With only one or two large firms trying to optimize a few segments of the entire supply chain distribution channel, little efficiency can be realized.  In some situations, two large firms within the same supply chain distribution channel will install two different supply chain management optimizing software systems.  The two large firms have good intentions of lowering inventory and increasing service levels, but the two systems are competing with each other.  Such a situation causes confusion and the smaller businesses are often the casualties.

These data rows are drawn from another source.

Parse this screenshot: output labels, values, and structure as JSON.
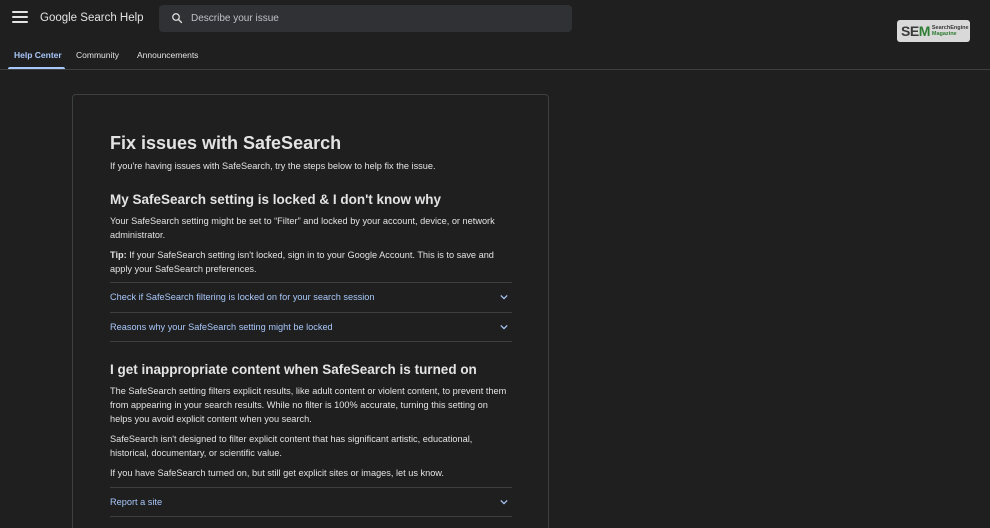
{
  "header": {
    "app_title": "Google Search Help",
    "search_placeholder": "Describe your issue"
  },
  "badge": {
    "logo_text_1": "SE",
    "logo_text_2": "M",
    "logo_sub_1": "SearchEngine",
    "logo_sub_2": "Magazine"
  },
  "tabs": [
    {
      "label": "Help Center",
      "active": true
    },
    {
      "label": "Community",
      "active": false
    },
    {
      "label": "Announcements",
      "active": false
    }
  ],
  "article": {
    "title": "Fix issues with SafeSearch",
    "intro": "If you're having issues with SafeSearch, try the steps below to help fix the issue.",
    "section1": {
      "heading": "My SafeSearch setting is locked & I don't know why",
      "body": "Your SafeSearch setting might be set to “Filter” and locked by your account, device, or network administrator.",
      "tip_label": "Tip:",
      "tip_text": " If your SafeSearch setting isn't locked, sign in to your Google Account. This is to save and apply your SafeSearch preferences.",
      "accordions": [
        "Check if SafeSearch filtering is locked on for your search session",
        "Reasons why your SafeSearch setting might be locked"
      ]
    },
    "section2": {
      "heading": "I get inappropriate content when SafeSearch is turned on",
      "body1": "The SafeSearch setting filters explicit results, like adult content or violent content, to prevent them from appearing in your search results. While no filter is 100% accurate, turning this setting on helps you avoid explicit content when you search.",
      "body2": "SafeSearch isn't designed to filter explicit content that has significant artistic, educational, historical, documentary, or scientific value.",
      "body3": "If you have SafeSearch turned on, but still get explicit sites or images, let us know.",
      "accordions": [
        "Report a site"
      ]
    }
  },
  "colors": {
    "background": "#1f1f1f",
    "link": "#a8c7fa",
    "divider": "#3c4043"
  }
}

When this occurs, inventory levels increase and service levels are hampered as the problems are displaced up or down the supply change stream.

New Approach – Multi-echelon Inventory Optimization
The new multi-echelon inventory optimization software takes a holistic view.  This new approach provides a clear view of the entire system and decreases the excess inventory accumulated along the entire supply chain.  With this approach, both smaller businesses and larger firms can benefit.  By focusing on the entire distribution chain channel, the system requires transparency and data collection points throughout the entire supply chain.  The system optimizes each segment while at the same time optimizing the entire distribution chain channel.  While the older systems operate at the batch, pallet and truck levels, this new system has granularity at the Stock Keeping Unit (SKU) level by location.  A key feature is the use of advanced math for smoothing the inventory levels.  This advanced math, often used in scientific research, is finding its way into the business arena and uses stochastic algorithms to deal with uncertainty and volatility.
Many of the large firms have already started pilots.  The future impact to the smaller businesses is difficult to measure, but small businesses should be prepared for significant changes.  Entire new business processes, replenishment policies and network configurations will be required.  The effect will be profound as these new software systems begin to touch smaller businesses also the entire supply chain distribution system.